The story revolves around Klale, a young woman who has left the powerful Fishers Guild in Prince Rupert and come to the city to find her own way. She ends up at a local Downtown bar where she's taken under the wing of Toni, a woman with a mysterious past. Also integral to the story is am enigmatic character named Blade who is a "tool" for a tong lord. Tools are humans who have been taken at a young age and behaviorally modified and physically enhanced so that they become a tool (enforcer, assassin, etc.) for thair master.
The plot remains fairly tight before spinning a bit out of control towards the end. I really enjoyed the mileu and the various details that went into making the futuristic PNW interesting. There is extra fun in reading about a place with which you are already familiar and the author clearly loves her home.

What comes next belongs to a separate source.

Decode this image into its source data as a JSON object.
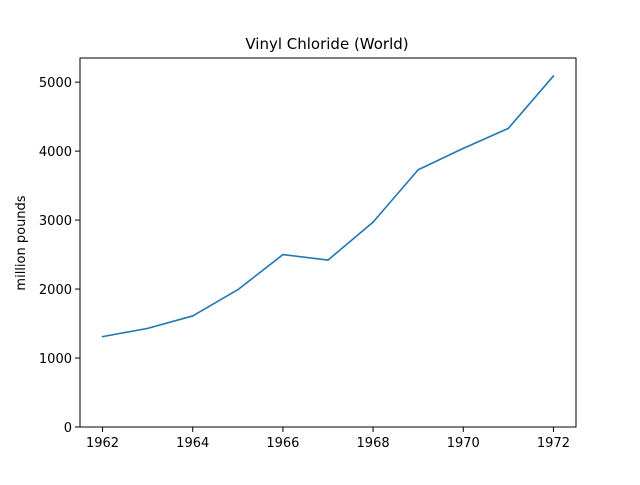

The characterizations were unfortunately the weakest part of the novel. Klale often acted extremely annoying in that she she would do things that seemed out of the created character. You know, I think the problem for me was that the book felt epicene and the male characters were badly written. I understand that it's hypocritical to say this but hopefully I will be more open to the deficiencies in other novels. As you can tell, I am ambivalent about this novel.
In many respects, I loved the detailed futuristic world that I felt could easily be one of many possible coming times. The story engaged me intermittently however in the end I had the most empathy and interest with Blade who was really a supporting character in the book.
Apparently Donna McMahon is at work on a sequel to this bokk and I would take a chance on reading it. That's about the best I can give here.